In the teams I’ve been at, choosing the right type of progress is also important. Which sub-goals should we set to fulfill our ultimate goal of making money? Do we want to improve our infrastructure to improve reliability? Do we want to improve our code coverage? Do we want to improve our code coverage number or do we want to make tests that actually ensure our code functions correctly? It’s so easy to get caught up thinking about what’s easy to measure instead of what we actually want to do. But a clear, consistent, and understandable metric is important to communicate internally. It’s a hard problem.

Prime your mind

Sanderson also suggest thinking about your novel when your body is occupied, but your mind is free, so that you can make the best use of the time where you sit down to write. While your mind is free, think about what the next section of your book will be about? What exciting things can happen? How can this scene feel different and interesting? If you do this, by the time you sit down to write, you’ve gone over what you plan on writing several times in your head already. This makes it much easier to write the novel.

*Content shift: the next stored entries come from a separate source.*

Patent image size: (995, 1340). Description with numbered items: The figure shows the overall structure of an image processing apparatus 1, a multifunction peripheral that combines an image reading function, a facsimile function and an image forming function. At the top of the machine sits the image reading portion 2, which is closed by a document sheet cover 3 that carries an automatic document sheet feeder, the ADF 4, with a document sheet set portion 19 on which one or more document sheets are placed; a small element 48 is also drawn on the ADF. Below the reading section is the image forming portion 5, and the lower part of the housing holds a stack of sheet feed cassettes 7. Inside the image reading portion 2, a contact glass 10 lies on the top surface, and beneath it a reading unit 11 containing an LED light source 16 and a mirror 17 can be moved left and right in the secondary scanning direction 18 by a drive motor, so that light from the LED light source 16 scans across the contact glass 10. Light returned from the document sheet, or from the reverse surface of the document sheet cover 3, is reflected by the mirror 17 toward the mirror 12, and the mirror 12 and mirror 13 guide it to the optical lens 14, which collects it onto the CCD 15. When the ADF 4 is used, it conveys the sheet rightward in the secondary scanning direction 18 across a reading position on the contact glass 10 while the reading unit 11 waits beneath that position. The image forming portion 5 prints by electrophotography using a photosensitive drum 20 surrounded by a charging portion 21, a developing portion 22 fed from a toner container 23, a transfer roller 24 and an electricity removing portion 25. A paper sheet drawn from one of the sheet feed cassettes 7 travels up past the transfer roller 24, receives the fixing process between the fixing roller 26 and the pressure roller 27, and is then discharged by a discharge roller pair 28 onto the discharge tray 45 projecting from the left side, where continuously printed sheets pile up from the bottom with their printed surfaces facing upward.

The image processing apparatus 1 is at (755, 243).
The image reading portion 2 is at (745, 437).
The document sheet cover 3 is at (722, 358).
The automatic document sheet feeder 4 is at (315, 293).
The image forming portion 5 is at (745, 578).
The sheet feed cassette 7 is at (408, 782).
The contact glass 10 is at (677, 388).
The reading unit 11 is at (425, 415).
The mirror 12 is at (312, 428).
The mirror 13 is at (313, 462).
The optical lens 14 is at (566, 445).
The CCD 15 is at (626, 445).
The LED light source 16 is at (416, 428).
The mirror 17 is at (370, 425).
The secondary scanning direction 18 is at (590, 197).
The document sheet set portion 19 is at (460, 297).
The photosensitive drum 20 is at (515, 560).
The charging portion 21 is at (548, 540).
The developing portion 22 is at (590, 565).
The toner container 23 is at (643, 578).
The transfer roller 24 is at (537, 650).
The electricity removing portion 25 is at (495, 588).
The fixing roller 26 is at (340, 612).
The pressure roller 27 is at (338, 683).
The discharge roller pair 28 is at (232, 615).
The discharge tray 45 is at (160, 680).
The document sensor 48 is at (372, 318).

I go through a similar process with coding. I think about the steps I’m going to take when I sit down to code. How am I going to verify my assumptions? Is this code easy to run in an interactive environment or will I have to test it in a simulated production environment? Or will I (uh oh!) test in production? Which part of the code will I change? I have no idea which part of the code I’m going to change? How will I find out which part of the code I need to change? Who can I ask? Which parts of the code base might have hints? What can I search? All these questions and thoughts and more go through my head while I’m going to and from work.

Priming my mind for coding has two effects. First, when I sit down to code, it feels good. I make progress quickly and successfully. Second, it whet my appetite for coding. That I have ideas I want to try out and I can’t do anything makes me eager to start coding.